Supreme Court Grants Cert on, of all Things, the Standard of Review for Determining Non-Statutory Insider Status
April 26, 2017
Authored by: Jay Krystinik
Last December, we updated you that the Supreme Court was considering whether to grant review of In re The Village at Lakeridge, LLC, 814 F.3d 993 (9th Cir. 2016). Our original post is here. On March 27, 2017, the Supreme Court granted review of Village at Lakeridge, but only as to one question presented, the most boring one in our view. (Seems like after giving us bankruptcy professionals a thrill with a deep, insightful, and important ruling like Jevic, the Supreme Court is going back to bankruptcy matters that range from the esoteric to the downright irrelevant; oh well.)
In The Village at Lakeridge, a non-statutory insider acquired a $2.76 million claim against the debtor from an insider for $5,000. Id. at 997. The debtor attempted to confirm its plan (which included a cramdown of U.S. Bank’s claim) by arguing that the assignee of the insider claim provided the debtor an impaired consenting class. U.S. Bank moved to designate the assignee’s claim on the basis that he was both a statutory and non-statutory insider, and that the assignment was made in bad faith. Id. at 997-98. The bankruptcy court designated the claim and ruled that the assignee was not entitled to vote because, when the claim was assigned, he acquired the insider status of the assignor as a matter of law. Id. at 998. However, the bankruptcy court ruled that the assignee was not himself an insider and the assignment was not made in bad faith. Id.
The United States Bankruptcy Appellate Panel for the Ninth Circuit reversed the bankruptcy court’s ruling that the assignee acquired insider status by way of assignment and affirmed the bankruptcy court’s determinations that the assignee was not himself an insider and the assignment was not made in bad faith. Id. Three years later (!!), the Ninth Circuit affirmed.
As we advised you in December, U.S. Bank presented three questions that it urged merited review. Its second question was: “Whether the appropriate standard of review for determining non-statutory insider status is the de novo standard of review applied by the Third, Seventh, and Tenth Circuit Courts of Appeal, or the clearly erroneous standard of review adopted for the first time by the Ninth Circuit Court of Appeal in this action.” U.S. Bank’s Petition for a Writ of Certiorari, at i.
U.S. Bank argued a circuit split exists on the standard of review that should be applied to a determination of insider status. Id. at 19. U.S. Bank alleged that the Ninth Circuit’s review of the bankruptcy court’s determination of non-statutory insider status for clear error directly conflicts with the standard of review employed by the majority of circuit courts in the Third, Seventh, Tenth, and Eleventh Circuits, which hold that questions of insider status are mixed questions of law and fact to be reviewed de novo.
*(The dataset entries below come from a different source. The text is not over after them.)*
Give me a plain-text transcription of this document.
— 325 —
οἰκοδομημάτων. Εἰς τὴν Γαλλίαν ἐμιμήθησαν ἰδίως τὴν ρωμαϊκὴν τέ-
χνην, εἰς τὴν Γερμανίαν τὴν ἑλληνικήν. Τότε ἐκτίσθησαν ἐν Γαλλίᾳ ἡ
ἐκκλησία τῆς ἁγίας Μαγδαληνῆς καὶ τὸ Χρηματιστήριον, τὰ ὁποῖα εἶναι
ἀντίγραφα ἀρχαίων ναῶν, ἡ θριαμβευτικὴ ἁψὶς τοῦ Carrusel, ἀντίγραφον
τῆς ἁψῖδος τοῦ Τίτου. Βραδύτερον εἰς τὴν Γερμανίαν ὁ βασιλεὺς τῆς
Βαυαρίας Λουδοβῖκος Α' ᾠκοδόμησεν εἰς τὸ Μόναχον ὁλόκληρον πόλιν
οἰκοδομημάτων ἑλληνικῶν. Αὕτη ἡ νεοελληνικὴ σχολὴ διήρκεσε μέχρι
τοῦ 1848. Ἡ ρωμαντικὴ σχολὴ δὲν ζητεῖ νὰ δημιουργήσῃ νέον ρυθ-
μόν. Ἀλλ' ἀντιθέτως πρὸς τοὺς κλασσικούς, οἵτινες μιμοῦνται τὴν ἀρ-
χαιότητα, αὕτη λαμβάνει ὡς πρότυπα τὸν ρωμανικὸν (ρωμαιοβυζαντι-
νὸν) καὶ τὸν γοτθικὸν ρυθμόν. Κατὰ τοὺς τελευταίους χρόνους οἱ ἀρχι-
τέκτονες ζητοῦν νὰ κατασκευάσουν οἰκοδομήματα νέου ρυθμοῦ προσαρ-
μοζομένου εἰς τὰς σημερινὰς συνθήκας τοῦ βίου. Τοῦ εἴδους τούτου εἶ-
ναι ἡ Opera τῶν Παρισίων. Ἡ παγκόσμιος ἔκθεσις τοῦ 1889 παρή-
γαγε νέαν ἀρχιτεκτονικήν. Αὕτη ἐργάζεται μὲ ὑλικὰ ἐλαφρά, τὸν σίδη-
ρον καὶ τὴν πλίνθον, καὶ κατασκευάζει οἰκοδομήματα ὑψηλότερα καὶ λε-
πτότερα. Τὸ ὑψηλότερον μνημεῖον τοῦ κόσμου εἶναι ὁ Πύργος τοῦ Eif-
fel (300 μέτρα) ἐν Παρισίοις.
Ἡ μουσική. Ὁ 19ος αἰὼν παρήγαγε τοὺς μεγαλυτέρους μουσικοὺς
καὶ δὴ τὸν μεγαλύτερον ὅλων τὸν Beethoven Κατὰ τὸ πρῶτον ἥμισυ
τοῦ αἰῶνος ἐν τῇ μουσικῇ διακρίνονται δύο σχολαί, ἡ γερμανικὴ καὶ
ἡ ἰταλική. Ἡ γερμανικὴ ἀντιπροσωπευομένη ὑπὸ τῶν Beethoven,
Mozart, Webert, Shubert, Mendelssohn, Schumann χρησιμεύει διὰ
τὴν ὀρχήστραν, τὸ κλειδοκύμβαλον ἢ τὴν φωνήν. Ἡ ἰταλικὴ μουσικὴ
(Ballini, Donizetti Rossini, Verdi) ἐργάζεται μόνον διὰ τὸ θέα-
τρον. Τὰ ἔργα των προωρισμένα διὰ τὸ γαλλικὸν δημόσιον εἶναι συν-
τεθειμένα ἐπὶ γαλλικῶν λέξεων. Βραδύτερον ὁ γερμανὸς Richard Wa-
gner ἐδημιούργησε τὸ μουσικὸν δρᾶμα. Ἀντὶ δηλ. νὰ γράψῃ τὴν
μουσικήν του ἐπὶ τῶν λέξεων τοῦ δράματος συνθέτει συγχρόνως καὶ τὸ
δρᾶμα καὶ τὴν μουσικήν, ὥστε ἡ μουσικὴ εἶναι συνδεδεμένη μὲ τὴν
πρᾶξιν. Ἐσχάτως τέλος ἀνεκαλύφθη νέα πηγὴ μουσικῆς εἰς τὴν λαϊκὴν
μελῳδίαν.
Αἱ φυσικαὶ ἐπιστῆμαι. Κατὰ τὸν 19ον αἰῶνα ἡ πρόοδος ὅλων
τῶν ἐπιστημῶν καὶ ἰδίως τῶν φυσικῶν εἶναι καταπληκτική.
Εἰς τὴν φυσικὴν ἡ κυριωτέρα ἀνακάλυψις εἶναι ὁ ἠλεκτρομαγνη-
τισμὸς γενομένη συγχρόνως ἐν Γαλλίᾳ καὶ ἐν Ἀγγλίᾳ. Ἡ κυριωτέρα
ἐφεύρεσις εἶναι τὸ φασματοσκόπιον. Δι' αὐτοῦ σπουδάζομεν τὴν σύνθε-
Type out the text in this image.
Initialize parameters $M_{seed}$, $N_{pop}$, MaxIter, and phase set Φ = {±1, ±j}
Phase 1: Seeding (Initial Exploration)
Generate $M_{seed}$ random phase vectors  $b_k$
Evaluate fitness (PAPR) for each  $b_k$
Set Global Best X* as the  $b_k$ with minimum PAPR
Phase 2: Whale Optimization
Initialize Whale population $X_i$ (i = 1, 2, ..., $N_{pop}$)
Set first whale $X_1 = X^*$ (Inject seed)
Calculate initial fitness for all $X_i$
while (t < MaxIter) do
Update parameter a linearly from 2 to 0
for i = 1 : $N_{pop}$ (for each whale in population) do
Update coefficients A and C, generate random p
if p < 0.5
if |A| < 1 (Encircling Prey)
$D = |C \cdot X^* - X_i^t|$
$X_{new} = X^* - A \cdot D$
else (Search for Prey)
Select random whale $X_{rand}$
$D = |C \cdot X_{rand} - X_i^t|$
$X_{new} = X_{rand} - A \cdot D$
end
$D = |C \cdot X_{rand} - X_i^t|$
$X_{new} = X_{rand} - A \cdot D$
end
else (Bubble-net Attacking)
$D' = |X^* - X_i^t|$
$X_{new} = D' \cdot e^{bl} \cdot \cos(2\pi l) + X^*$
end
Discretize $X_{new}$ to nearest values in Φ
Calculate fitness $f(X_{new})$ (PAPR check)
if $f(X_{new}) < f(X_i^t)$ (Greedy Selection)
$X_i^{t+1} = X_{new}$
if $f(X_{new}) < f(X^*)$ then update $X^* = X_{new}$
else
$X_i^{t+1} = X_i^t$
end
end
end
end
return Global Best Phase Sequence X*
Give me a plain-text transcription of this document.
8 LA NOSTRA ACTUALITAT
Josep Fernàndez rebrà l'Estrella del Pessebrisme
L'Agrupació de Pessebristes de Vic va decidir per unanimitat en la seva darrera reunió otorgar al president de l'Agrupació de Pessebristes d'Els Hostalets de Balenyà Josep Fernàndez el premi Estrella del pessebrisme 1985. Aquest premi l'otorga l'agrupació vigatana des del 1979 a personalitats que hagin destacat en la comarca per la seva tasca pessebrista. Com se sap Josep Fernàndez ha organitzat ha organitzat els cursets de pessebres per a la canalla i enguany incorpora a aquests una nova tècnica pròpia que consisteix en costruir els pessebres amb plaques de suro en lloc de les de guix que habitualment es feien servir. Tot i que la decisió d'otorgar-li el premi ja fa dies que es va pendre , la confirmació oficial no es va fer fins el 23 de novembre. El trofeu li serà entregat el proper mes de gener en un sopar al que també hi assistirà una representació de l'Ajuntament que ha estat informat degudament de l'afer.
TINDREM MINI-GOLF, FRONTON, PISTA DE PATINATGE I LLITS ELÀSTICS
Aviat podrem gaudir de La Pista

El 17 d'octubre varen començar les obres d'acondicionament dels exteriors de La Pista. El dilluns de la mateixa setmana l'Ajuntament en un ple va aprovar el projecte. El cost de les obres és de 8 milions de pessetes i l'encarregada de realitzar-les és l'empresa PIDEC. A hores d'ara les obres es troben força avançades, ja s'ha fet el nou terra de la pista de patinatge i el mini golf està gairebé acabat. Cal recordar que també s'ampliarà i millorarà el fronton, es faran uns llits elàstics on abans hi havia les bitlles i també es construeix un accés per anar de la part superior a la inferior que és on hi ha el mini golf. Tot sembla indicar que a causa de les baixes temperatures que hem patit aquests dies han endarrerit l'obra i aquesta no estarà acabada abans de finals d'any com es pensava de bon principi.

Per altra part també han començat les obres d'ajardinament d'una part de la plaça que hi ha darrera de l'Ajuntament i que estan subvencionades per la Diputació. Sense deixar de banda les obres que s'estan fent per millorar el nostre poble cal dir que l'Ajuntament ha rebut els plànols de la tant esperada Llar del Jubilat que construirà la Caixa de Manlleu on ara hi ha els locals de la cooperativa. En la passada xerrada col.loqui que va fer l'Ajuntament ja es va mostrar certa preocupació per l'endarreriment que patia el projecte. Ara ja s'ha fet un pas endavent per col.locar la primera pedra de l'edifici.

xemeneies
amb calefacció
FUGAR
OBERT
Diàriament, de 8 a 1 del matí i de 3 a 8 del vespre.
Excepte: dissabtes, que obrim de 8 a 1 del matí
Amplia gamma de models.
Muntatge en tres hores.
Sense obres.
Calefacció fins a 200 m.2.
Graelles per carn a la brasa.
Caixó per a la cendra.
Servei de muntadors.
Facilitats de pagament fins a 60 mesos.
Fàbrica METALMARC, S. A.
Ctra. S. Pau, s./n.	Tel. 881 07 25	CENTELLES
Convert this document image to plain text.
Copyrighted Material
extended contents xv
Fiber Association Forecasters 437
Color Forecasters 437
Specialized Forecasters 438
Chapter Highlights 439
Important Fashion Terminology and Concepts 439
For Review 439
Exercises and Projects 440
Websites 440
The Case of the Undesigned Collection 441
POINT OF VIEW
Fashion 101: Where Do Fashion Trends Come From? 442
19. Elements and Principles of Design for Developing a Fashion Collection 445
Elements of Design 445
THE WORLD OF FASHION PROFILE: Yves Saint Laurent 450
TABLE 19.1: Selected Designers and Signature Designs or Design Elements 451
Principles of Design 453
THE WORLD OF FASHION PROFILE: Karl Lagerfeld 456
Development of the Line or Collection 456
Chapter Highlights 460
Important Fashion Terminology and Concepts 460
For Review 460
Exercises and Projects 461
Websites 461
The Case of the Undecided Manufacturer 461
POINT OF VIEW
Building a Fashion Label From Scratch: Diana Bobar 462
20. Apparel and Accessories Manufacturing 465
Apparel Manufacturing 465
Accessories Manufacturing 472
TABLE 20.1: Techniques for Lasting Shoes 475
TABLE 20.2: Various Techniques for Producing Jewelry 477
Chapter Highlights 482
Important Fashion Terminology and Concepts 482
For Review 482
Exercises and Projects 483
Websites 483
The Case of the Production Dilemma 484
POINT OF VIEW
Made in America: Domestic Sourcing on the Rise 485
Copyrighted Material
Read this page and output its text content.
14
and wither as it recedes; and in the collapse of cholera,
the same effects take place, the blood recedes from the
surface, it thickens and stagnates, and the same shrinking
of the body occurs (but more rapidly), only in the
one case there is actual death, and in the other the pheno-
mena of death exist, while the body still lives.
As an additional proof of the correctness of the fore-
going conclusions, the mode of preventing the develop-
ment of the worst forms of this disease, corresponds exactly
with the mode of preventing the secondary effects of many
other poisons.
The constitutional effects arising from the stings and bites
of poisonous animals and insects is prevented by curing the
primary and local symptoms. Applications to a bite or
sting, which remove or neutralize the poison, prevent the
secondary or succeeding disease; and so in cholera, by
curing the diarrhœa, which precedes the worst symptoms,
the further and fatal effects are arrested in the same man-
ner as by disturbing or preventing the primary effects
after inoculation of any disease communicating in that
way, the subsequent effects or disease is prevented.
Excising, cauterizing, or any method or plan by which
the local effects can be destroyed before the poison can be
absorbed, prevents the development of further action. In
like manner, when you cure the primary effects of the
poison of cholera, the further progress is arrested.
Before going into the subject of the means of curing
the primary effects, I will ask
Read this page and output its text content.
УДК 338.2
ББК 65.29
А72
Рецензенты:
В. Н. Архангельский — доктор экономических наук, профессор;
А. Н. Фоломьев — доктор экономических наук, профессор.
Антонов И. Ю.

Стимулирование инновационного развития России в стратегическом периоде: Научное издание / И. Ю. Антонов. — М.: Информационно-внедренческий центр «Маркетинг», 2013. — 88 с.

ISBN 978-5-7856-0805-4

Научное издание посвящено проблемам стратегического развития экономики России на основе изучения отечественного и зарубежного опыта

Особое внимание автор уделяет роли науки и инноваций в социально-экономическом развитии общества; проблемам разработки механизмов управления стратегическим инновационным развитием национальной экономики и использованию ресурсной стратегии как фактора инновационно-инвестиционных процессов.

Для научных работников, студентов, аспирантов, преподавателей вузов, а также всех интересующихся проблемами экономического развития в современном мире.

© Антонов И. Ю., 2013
Id. at 19-20 (citing Schubert v. Lucent Tech. Inc. (In re Winstar Comm’ns., Inc.), 554 F.3d 382, 395 (3d Cir. 2009); In re Longview Aluminum, L.L.C., 657 F.3d 507, 509 (7th Cir. 2011); In re Krehl, 86 F.3d 737, 742 (7th Cir. 1996); Anstine v. Carl Zeiss Meditec AG (In re U.S. Med., Inc.), 531 F.3d 1272, 1275 (10th Cir. 2008); Miami Police Relief & Pension Fund v. Tabas (In re The Florida Fund of Coral Gables, Ltd.), 144 Fed. Appx. 72, 74 (11th Cir. 2005).
On March 27, 2017, the United States Supreme Court granted U.S. Bank’s petition for writ of certiorari, but only as to the question of the proper standard of review. Case updates for In re The Village at Lakeridge, LLC are available here.
Affirming the appellate rulings in Village at Lakeridge could increase efforts by debtors to confirm plans by assigning insider claims to friendly non-insiders who will vote for the plan.
On the other hand, a ruling in this case could add some clarity to the other little circuit split on whether an assignee of a claim (such as a claims buyer) takes a claim subject to impediments such as potential disallowance due to the claim seller’s receipt of a preference, or whether the assignment frees the claim of such impediments (which is a huge windfall to the claimant, we think). A great summary of this split – which is far more interesting, in the view of the Bankruptcy Cave – can be found here in an very good article by Simon Fraser of Cozen O’Connor and Benjamin Klehr of Cohen Pollock.